Insurance

New clients need to know a few things before beginning counseling. Intake documents and telephone calls are a part of the preparation. The client must call their insurance company before the first appointment (see “How To Check Your Benefits”). This telephone call will inform the client of their financial responsibility, but it is also becoming a requirement for the insurance companies. Insurance Companies and Employee Assistance Programs are requiring that authorizations be obtained before seeing a counselor. Otherwise, the insurance company or EAP are refusing to pay. Which means you pay for the session.

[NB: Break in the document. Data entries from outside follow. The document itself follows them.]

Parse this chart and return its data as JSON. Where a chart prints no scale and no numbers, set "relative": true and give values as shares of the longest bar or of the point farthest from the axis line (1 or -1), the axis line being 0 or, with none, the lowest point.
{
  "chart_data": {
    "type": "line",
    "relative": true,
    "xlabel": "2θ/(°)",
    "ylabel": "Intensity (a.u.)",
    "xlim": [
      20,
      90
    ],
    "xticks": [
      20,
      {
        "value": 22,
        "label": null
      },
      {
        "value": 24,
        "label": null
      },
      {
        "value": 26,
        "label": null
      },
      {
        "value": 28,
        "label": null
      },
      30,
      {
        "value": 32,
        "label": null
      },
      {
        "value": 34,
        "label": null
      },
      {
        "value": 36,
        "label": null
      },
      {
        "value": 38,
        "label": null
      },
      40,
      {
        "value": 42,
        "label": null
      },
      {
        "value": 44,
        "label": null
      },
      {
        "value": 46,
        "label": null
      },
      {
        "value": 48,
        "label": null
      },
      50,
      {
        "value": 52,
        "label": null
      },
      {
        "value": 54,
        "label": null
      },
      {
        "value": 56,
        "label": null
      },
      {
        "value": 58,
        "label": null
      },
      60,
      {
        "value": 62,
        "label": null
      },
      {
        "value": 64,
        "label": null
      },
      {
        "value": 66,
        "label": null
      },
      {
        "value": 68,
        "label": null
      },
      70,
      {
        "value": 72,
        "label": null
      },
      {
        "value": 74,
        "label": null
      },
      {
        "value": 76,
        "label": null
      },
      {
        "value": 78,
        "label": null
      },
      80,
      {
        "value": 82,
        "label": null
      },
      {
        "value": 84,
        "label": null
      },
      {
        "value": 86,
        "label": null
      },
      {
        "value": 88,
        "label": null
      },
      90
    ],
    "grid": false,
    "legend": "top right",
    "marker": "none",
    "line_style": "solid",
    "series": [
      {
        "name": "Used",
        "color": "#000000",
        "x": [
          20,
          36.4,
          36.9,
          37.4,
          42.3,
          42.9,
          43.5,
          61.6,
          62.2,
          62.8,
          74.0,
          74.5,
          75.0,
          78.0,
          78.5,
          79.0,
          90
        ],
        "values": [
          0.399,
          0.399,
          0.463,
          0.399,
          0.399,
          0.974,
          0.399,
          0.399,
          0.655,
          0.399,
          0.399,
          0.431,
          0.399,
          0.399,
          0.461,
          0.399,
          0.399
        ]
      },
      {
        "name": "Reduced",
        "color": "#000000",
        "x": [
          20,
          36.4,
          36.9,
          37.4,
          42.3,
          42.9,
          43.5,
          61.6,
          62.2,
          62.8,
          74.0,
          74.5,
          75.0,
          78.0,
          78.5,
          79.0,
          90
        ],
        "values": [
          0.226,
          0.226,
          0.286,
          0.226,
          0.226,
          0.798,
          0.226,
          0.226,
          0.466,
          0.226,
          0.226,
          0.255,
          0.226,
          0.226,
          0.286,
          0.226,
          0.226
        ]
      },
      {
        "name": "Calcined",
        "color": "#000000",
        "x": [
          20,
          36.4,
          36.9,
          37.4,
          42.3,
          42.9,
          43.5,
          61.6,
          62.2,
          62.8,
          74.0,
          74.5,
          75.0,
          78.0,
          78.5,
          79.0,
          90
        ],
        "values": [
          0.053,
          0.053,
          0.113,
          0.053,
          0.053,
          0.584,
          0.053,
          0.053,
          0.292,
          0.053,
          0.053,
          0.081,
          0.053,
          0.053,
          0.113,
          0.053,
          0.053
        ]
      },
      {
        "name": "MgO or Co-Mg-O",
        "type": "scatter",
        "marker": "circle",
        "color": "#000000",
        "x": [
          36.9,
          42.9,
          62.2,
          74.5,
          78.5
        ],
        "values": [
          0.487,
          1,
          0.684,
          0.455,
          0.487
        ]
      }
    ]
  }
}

Clinicians Accept the Following:

Call your insurance company using the 1-800 number listed on your insurance card. Let them know you are inquiring about “outpatient mental health benefits via telehealth or in an office setting.” Often health insurance companies have a separate department, division, or company for mental health (a.k.a. behavioral health or psychotherapy) coverage versus medical health coverage, so be sure to ask about outpatient mental health benefits.
  • Does your policy require pre-authorization to use mental health benefits?
  • Is there a deductible amount to be met on your policy?
  • If yes, how much per individual/family?
  • Is there a limit on the number of sessions?
  • Are there any CPT codes excluded from your policy?

If we are not on your particular plan, we will be an out-of-network provider. To determine what this means for you, the first thing you should do is check with your insurance carrier.

Once you contact a representative, ask the following questions:

  • Do I have out-of-network mental health benefits?
  • How much does my insurance company pay for an out-of-network provider?
  • What is the coverage amount per session?